Un lien étroit entre cellules de défense et oligoéléments

Mais les défenses antiparasitaires reposent d’abord à 80 % sur l’immunité naturelle ou innée. Elle est assurée par les cellules de défense de l’animal (polynucléaires neutrophiles et macrophages éosinophiles) dont l’efficacité dépend de la disponibilité en oligoéléments­ issus de l’alimentation : zinc, cuivre, manganèse et sélénium. « Chez les herbivores à niveau de production modeste, l’herbe suffit à couvrir les besoins en minéraux et vitamines. Mais ses apports en oligoéléments sont insuffisants pour garantir une bonne performance du système immunitaire, explique Gilles Grosmond. Les génisses comme les adultes devront donc en avoir à disposition tout au long de la saison de pâturage. » Le vétérinaire privilégie les apports sous forme de poudre ou de seau à lécher. « Une analyse de poils permettra de mieux connaître le profil métabolique des animaux pour ajuster les apports. » L’immunité naturelle repose aussi sur la production d’anticorps par la muqueuse intestinale. Pour cela, il faut éviter l’acidose provoquée par l’herbe jeune. C’est pourquoi la sortie des génisses en première année est plus tardive, avec une complémentation : « L’herbe pâturée ne suffit pas à couvrir les besoins de croissance avant 14 mois. Avant cet âge, la complémentation est essentielle. » En effet, les déséquilibres alimentaires, physico-chimiques, métaboliques, mais aussi le stress ont un impact sur la capacité des génisses à faire face aux agressions. « Par exemple, prenons la coccidiose dite de sevrage. C’est bien le stress du sevrage qui entraîne l’expression pathologique de la maladie, sur des animaux qui vivaient jusque-là sans problème avec le parasite », précise Hubert Hiron.
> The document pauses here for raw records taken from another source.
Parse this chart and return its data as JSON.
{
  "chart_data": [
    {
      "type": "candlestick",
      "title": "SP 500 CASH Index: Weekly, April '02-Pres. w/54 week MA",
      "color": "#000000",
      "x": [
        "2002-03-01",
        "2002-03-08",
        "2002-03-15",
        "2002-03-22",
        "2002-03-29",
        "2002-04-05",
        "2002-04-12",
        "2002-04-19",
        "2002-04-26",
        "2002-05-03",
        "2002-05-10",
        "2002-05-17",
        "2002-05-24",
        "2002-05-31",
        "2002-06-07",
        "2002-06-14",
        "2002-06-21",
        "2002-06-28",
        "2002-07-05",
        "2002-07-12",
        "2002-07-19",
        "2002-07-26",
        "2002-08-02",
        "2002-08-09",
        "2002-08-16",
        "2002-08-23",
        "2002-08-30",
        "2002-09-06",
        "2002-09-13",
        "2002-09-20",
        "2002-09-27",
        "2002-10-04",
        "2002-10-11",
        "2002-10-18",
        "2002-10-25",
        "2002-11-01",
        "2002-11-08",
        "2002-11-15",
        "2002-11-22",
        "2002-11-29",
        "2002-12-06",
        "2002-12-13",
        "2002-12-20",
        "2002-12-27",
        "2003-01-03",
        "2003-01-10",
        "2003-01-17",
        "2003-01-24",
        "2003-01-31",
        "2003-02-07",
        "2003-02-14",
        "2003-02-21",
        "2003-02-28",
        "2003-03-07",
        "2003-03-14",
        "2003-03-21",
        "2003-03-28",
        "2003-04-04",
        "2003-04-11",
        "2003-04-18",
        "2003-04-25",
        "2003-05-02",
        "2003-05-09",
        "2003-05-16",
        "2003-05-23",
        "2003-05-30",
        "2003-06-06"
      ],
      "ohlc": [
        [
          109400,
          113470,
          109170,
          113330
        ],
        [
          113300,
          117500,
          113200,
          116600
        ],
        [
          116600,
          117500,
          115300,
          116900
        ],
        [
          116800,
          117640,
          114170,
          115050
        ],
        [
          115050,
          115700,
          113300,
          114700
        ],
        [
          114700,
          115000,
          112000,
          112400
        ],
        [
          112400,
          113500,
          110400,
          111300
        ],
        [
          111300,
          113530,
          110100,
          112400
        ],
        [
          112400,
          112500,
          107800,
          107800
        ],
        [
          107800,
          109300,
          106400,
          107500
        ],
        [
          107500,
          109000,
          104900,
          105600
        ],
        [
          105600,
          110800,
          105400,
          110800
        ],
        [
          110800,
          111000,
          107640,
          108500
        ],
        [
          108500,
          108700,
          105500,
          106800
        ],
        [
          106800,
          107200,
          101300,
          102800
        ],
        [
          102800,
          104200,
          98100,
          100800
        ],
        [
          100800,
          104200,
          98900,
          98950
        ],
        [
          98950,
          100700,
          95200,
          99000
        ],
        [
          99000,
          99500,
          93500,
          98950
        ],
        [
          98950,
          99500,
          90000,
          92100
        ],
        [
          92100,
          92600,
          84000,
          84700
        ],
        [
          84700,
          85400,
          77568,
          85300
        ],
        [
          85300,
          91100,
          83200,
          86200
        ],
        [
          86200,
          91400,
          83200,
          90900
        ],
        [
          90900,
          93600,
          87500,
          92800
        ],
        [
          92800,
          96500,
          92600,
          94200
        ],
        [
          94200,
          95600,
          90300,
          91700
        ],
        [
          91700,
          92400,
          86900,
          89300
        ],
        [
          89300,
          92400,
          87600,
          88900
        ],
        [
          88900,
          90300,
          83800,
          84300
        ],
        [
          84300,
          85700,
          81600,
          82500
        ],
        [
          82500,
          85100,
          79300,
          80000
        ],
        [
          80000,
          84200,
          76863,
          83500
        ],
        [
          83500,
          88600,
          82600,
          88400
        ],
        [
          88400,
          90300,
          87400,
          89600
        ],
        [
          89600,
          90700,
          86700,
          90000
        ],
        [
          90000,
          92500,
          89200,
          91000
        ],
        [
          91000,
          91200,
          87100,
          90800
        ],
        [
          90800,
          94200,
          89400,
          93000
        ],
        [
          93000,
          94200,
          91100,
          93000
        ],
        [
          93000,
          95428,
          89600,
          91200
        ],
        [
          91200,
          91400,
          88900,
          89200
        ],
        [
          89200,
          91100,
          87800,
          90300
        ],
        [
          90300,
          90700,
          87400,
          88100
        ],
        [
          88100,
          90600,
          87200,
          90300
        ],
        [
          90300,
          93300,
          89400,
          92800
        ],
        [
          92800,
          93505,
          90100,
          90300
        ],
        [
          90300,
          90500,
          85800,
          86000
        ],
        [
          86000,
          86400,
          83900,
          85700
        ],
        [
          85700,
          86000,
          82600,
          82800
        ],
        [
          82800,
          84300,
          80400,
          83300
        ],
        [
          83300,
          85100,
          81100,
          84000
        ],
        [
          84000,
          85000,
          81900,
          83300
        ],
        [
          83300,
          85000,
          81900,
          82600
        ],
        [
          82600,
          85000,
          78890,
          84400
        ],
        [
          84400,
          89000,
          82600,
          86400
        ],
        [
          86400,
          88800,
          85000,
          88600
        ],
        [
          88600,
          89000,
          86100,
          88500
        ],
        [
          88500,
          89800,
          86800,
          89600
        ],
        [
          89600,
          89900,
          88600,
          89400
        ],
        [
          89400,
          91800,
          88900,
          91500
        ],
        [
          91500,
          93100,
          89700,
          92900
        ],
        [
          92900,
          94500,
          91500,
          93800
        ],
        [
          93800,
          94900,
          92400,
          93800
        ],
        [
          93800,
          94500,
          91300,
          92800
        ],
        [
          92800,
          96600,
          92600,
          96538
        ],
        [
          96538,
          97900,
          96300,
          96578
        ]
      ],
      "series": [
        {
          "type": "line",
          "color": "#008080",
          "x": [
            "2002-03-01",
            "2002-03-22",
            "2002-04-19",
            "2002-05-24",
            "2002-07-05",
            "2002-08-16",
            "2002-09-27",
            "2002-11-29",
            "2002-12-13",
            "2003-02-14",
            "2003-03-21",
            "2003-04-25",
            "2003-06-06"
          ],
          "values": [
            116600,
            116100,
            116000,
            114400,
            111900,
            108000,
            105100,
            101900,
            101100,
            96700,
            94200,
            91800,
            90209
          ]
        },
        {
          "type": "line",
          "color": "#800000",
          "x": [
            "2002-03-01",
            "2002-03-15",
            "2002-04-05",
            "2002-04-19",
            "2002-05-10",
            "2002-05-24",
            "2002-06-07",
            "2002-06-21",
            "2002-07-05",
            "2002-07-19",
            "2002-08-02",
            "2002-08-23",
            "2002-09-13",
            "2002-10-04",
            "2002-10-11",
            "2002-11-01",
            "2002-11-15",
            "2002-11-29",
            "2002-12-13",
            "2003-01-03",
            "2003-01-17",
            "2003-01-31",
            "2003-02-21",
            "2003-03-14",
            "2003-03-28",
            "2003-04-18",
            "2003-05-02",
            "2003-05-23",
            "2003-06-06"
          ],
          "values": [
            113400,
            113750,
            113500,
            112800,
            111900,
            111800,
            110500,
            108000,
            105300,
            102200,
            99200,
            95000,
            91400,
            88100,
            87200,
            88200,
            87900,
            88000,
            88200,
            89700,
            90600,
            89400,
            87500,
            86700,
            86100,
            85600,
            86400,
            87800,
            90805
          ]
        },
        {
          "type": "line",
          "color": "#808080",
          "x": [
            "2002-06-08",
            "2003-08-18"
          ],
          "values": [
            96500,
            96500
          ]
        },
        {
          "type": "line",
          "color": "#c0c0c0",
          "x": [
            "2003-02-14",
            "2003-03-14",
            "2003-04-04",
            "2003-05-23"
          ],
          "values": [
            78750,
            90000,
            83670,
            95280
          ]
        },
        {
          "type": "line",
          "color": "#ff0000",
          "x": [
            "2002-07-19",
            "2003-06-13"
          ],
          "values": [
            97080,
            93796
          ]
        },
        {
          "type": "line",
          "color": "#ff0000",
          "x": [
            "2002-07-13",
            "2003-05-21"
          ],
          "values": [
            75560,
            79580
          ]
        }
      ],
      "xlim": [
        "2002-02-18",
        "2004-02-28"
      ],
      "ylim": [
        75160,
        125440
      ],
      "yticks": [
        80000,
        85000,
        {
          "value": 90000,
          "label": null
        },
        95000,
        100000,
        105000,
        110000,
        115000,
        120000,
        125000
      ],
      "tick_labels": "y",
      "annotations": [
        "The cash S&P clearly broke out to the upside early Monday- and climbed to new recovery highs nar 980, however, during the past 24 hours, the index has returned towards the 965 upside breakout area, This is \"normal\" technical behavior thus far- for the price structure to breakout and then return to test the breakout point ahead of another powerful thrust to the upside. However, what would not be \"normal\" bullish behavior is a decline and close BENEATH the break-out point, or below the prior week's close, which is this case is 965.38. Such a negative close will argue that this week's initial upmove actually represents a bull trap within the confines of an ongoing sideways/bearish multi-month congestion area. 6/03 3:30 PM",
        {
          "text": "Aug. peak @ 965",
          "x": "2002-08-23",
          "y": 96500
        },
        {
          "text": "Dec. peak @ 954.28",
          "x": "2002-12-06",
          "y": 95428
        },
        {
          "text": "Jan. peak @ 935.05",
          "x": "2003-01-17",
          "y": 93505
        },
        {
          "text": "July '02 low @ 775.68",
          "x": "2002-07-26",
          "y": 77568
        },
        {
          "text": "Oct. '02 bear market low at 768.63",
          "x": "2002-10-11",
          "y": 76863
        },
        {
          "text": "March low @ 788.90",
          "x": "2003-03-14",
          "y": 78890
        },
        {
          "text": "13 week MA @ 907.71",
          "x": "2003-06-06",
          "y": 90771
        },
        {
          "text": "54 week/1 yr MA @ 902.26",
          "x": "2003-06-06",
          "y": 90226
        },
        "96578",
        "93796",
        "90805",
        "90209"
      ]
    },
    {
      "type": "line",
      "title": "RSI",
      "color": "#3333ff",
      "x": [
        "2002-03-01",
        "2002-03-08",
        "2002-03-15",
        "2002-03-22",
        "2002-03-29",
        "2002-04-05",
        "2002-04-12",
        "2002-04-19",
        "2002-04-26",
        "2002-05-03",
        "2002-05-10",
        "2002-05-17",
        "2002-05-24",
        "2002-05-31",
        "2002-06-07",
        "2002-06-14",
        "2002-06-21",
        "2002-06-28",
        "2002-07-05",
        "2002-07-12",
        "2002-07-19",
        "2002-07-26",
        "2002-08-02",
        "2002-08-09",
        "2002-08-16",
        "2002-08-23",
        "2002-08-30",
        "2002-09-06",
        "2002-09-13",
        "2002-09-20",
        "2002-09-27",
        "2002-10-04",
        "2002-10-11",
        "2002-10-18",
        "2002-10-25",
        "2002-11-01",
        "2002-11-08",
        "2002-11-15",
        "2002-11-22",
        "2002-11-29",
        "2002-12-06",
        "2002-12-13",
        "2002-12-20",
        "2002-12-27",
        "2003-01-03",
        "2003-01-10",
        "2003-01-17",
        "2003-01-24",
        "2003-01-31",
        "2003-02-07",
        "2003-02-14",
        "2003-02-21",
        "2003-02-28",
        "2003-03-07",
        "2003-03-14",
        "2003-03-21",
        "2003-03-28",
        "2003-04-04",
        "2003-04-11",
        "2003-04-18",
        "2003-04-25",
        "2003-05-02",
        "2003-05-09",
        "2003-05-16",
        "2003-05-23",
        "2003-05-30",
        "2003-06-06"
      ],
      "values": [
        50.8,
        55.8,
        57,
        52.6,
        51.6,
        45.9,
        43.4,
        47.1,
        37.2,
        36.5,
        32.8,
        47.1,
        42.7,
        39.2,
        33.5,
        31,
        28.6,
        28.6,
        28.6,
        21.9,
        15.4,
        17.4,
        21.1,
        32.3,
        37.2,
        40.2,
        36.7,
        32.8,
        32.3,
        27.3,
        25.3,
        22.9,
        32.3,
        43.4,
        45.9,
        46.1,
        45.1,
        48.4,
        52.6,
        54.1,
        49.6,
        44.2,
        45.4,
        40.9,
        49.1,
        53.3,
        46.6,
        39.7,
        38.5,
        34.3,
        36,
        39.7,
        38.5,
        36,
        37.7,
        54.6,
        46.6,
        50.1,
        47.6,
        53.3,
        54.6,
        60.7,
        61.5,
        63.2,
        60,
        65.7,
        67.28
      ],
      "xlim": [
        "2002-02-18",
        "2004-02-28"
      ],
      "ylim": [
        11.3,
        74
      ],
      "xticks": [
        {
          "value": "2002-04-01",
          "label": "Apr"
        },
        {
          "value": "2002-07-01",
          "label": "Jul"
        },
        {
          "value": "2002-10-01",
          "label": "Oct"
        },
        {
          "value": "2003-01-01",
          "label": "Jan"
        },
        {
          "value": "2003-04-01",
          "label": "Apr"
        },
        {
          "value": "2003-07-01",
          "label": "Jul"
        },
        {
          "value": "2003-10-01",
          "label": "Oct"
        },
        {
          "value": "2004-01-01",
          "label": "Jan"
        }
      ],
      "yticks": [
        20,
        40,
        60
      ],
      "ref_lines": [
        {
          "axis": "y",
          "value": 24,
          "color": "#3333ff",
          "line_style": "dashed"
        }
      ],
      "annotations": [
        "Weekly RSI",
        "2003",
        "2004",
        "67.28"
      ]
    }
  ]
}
L’immunité acquise représente 20 % des défenses. Elle correspond à la production d’anticorps via des mécanismes naturels. Sur le même principe que la vaccination, la construction de ce savoir-faire antiparasitaire se fait par la confrontation d’un animal sans expérience immunitaire à un environnement faiblement contaminé. L’objectif est donc une première mise à l’herbe dans une prairie où la pression parasitaire sous sa forme infestante est la moins forte possible. Celle-ci dépend du niveau de chargement de la parcelle et de la météo.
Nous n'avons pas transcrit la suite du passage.